Die Realität holt mitunter die Fiktion ein. Nehmen wir zum Beispiel einmal an, in den Tagen zwischen Weihnachten 2014 und Neujahr 2015 hätte der Verfasser dieser Zeilen – zum Ausklang des alten Jahres – in einer deutschsprachigen Zeitung oder auf einer Webseite einen Text veröffentlicht, in dem folgendes Szenario ausgemalt worden wäre: Am 7. Januar 15 erscheint ein Buch von Michel Houellebecq. Es handelt, leicht vergröbert ausgedrückt, von einer muslimischen Machtübernahme in Frankreich, auf politischer Ebene, mittels einer islamistischen Partei. Am Vormittag desselben Tages erscheint die Satirezeitung Charlie Hebdo der Woche mit Michel Houellebecq auf dem Cover. Bei der Redaktionssitzung kurz vor Mittag greifen zwei mit Kalaschnikows bewaffnete radikal-islamistische „Gotteskämpfer“ an und ermorden die Hälfte der Redaktion, weil die Zeitung „den Propheten beleidigt habe“. Nicht Michel Houellebecq, aber Mohammed.

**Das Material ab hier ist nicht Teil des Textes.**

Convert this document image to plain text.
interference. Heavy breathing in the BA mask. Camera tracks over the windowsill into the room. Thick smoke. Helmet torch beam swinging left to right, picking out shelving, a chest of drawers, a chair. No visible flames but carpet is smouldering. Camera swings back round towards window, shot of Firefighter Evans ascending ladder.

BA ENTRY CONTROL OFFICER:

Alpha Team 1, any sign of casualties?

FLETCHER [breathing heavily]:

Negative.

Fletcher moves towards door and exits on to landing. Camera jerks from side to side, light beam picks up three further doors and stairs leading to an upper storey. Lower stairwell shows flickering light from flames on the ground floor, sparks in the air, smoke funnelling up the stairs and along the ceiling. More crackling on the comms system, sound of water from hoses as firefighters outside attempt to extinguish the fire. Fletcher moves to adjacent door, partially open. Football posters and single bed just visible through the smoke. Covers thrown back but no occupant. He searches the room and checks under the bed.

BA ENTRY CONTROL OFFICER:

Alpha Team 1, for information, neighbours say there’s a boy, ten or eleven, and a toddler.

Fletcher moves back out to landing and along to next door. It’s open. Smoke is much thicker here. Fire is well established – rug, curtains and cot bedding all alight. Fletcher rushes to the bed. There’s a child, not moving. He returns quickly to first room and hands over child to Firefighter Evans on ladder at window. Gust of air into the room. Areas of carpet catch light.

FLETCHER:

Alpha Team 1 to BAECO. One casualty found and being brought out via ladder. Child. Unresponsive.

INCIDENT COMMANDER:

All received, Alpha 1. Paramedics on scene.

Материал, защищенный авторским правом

Eine Stunde später geht eine Meldung der Nachrichtenagentur AFP durch die Lande: „Die Zeichner Charb, Cabu, Tignous, Wolinski ermordet.“ In der darauffolgenden Woche werden die Opfer beigesetzt, zwei von ihnen auf dem Pariser Friedhof Père Lachaise. Jenem beinahe legendären Friedhof, der heute wegen Überfüllung nur wenigen Verstorbenen zugänglich ist und wo die Leichen der „Blutwoche“ bei der Niederschlagung der Pariser Kommune begraben liegen.

Man hätte den Frankreichkorrespondenten dieser Zeitung oder dieser Webseite unverzüglich des Alkoholismus oder sonstigen Drogenkonsums geziehen. Der Verfasser wäre darüber untröstlich gewesen, oder auch nicht, um es mit Amüsement zu nehmen.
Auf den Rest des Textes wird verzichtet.